Les députés de la majorité proposent une loi pour renforcer la protection des forces de l’ordre


Interdire « l’usage malveillant » de l’image des forces de sécurité ou faire de l’usage des mortiers d’artifice un possible délit : les députés LREM et Agir ont déposé une proposition de loi pour protéger davantage les forces de l’ordre, victimes d’une série d’agressions. Elle devrait être débattue par l’Assemblée nationale mi-novembre.

Piloté par les députés Jean-Michel Fauvergue et Alice Thourot, auteurs d’un rapport parlementaire remis au gouvernement en 2018 sur le « continuum de sécurité », le texte pour « une sécurité globale » entend en partie répondre aux inquiétudes des forces de sécurité, et notamment des syndicats policiers, reçus ce jeudi par Emmanuel Macron. « Nous allons amplifier les moyens, mieux les protéger », a-t-il assuré dans un tweet.

Pas de ligne nette sur le « floutage » des visages

Si la proposition de loi n’apporte pas de réponse à l’épineuse question du « floutage » des visages, elle entend « prohibe(r) l’usage malveillant » de l’image « ou tout autre élément d’identification » des policiers et gendarmes en intervention, qui serait punissable d’un an de prison.

Flouter le visage des policiers : « La police n’est pas une milice, elle doit se donner à voir et être vue »

Le texte présenté par le groupe LREM et leurs alliés d’Agir au Palais Bourbon doit également permettre de transmettre « en temps réel au poste de commandement » les images captées par les caméras-piétons, comme l’avait suggéré le ministre de l’Intérieur Gérald Darmanin en septembre.
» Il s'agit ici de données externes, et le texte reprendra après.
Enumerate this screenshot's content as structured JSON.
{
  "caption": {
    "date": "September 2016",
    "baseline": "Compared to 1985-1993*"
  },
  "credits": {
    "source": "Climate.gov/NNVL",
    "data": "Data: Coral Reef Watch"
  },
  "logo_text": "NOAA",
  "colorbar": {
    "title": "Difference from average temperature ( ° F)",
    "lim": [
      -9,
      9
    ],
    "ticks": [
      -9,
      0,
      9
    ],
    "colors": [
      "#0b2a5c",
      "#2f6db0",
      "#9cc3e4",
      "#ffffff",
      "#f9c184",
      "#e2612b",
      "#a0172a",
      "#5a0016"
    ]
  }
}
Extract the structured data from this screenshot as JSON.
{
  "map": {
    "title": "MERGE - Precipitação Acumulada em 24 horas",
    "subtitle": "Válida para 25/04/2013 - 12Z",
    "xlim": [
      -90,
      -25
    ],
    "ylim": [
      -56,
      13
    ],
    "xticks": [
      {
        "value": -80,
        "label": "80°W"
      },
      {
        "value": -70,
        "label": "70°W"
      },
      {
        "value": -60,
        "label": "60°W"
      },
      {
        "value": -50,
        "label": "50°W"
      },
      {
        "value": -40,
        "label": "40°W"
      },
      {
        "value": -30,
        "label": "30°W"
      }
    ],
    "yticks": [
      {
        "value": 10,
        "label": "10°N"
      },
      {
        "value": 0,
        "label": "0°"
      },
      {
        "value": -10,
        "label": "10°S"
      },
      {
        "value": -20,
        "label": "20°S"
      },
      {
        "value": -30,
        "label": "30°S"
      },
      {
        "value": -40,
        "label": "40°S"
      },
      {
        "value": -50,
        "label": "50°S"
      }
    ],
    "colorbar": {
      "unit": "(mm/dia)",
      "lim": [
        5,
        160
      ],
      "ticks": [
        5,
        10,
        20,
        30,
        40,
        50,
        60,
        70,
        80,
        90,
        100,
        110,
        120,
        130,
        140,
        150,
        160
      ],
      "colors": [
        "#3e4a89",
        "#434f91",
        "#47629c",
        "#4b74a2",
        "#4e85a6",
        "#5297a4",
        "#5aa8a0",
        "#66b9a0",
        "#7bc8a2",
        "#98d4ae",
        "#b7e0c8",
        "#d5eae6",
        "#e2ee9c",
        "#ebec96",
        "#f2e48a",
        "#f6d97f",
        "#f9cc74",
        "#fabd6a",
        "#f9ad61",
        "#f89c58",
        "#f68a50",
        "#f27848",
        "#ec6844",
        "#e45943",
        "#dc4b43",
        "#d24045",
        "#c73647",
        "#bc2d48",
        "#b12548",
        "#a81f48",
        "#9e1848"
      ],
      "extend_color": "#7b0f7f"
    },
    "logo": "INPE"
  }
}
Fin des réductions automatiques de peine

Réclamé à cor et à cri par les syndicats policiers, un durcissement de la répression à l’égard des personnes déclarées coupables d’agression envers les forces de l’ordre est également programmé, en limitant le bénéfice des mesures de réduction de peine.

Reçus ce jeudi par Emmanuel Macron, les syndicats ont rapporté avoir obtenu des engagements en ce sens. Il y a eu une « annonce assez forte du garde des Sceaux sur les aménagements de peine », a assuré Christophe Rouget, du Syndicat des cadres de la sécurité intérieure (SCSI), à l’issue de la réunion, qui a duré un peu plus de deux heures, en présence d’Eric Dupond-Moretti et de Gérald Darmanin, ministres de la Justice et de l’Intérieur.

« On va voir si tout ce qui nous a été dit sera bien écrit » dans la loi, a déclaré Fabien Vanhemelryck, secrétaire général d’Alliance à l’issue de la réunion. « Si c’est le cas, on peut se satisfaire d’un renforcement de la protection des policiers avec la fin des réductions automatiques de peine », a-t-il ajouté.

Assouplissement du port d’armes hors service

Après l’attaque aux mortiers d’artifice du commissariat de Champigny-sur-Marne (Val-de-Marne), la proposition de loi LREM-Agir prévoit en outre de faire de la vente, de l’achat et de la manipulation « d’articles pyrotechniques en méconnaissance des exigences prévues par la réglementation spécialisée » un délit punissable de six mois à un an de prison.

Que sont les mortiers d’artifice, ces engins explosifs que Darmanin veut interdire ?

Déposé mercredi 14 octobre à l’Assemblée nationale, le texte propose, sur fond de menace terroriste persistante, de rendre possible pour les policiers et gendarmes de conserver leur arme hors service lorsqu’ils entrent dans un établissement recevant du public, et assouplit le régime d’usage de leurs armes par les militaires déployés dans le cadre de l’opération Sentinelle.

Faut-il une police municipale armée à Paris ?

Le texte prévoit en outre une panoplie de mesures destinées à renforcer le rôle et la place des polices municipales, en créant notamment le cadre légal permettant de doter Paris d’une telle police. Il vise aussi à structurer le secteur de la sécurité privée avant la Coupe du monde de rugby en 2023 et les Jeux olympiques de 2024.

En plus de l’attaque à Champigny-sur-Marne, les policiers ont été récemment ciblés à Herblay et à Savigny-sur-Orge.